During our stopovers it poured rain; parts of Europe flooded. The train restaurant couldn’t seat us until we were cross-eyed with hunger. The mass transit, while mind-blowing for the boys, represented a death trap at every turn as they leaned over on the edges of subway platforms or walked across tram tracks. Trains were delayed; the Ambien ran dangerously low.
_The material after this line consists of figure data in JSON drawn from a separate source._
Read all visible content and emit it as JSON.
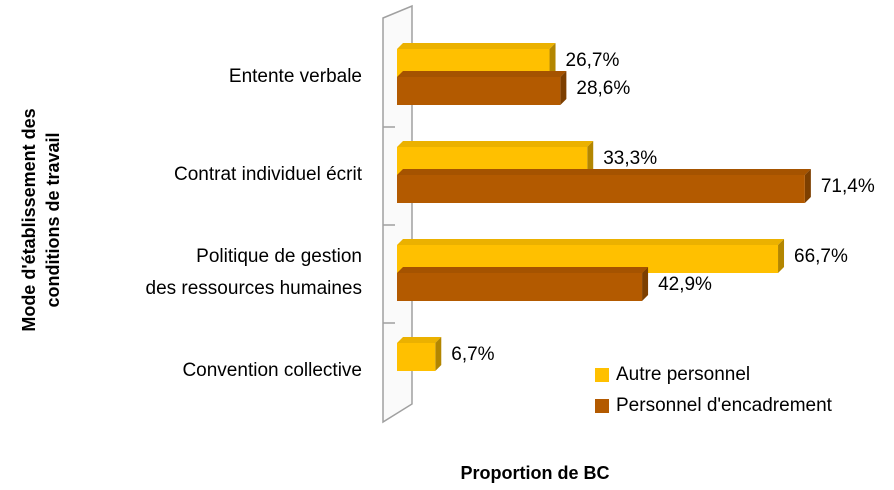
{
  "chart_data": {
    "type": "bar",
    "orientation": "horizontal",
    "categories": [
      "Entente verbale",
      "Contrat individuel écrit",
      [
        "Politique de gestion",
        "des ressources humaines"
      ],
      "Convention collective"
    ],
    "series": [
      {
        "name": "Autre personnel",
        "color": "#FFC000",
        "values": [
          26.7,
          33.3,
          66.7,
          6.7
        ],
        "value_labels": [
          "26,7%",
          "33,3%",
          "66,7%",
          "6,7%"
        ]
      },
      {
        "name": "Personnel d'encadrement",
        "color": "#B35A00",
        "values": [
          28.6,
          71.4,
          42.9,
          null
        ],
        "value_labels": [
          "28,6%",
          "71,4%",
          "42,9%",
          null
        ]
      }
    ],
    "xlim": [
      0,
      80
    ],
    "xlabel": "Proportion de BC",
    "ylabel": [
      "Mode d'établissement des",
      "conditions de travail"
    ],
    "legend": "bottom-right"
  }
}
But at last we made our way to Igor’s home town, to the family cottage in the foothills of the Carpathian Mountains. There, we turned our focus to hanging out with friends and family who also had children, and in that slower country pace, we watched our boys figure out that this was part of who they were. They didn’t see a screen for 10 days and didn’t ask. They found that every Pensione or restaurant we stopped at had a place to play or a sandbox or a cage full of baby rabbits, strategically placed so that parents could tuck in to a plate of schnitzel and a beer. They began speaking pidgeon Czech with anyone who’d listen and roamed around with their new friends and cousins doing the loud-talking-point routine of the nonnative speaker, and made themselves friends. When it was time to leave, our oldest cried.
We came home shredded, my husband and I (that’s what a layover in Las Vegas after a 12-hour international flight will do to you), but we felt triumphant. Everything had changed. We talked about spending more time abroad, about the relatives coming for visits, about language lessons. And our kids came back slightly different little people.
Vacations are like pizza—most are pretty good, and some are just delicious. But really good travel can leave a transcendent feeling of greater meaning or purpose. Getting gone in a big way can be about values, and it can be transformative. That’s what we celebrate in this issue’s “Change-Your-Life Travel” feature. Whether you’re ready to go or just starting to plan, use this list as an inspiration to find the game-changing destinations right in our own backyard.
And when it’s time to pack? Ditch the plans and the to-do list. You’ll be just fine.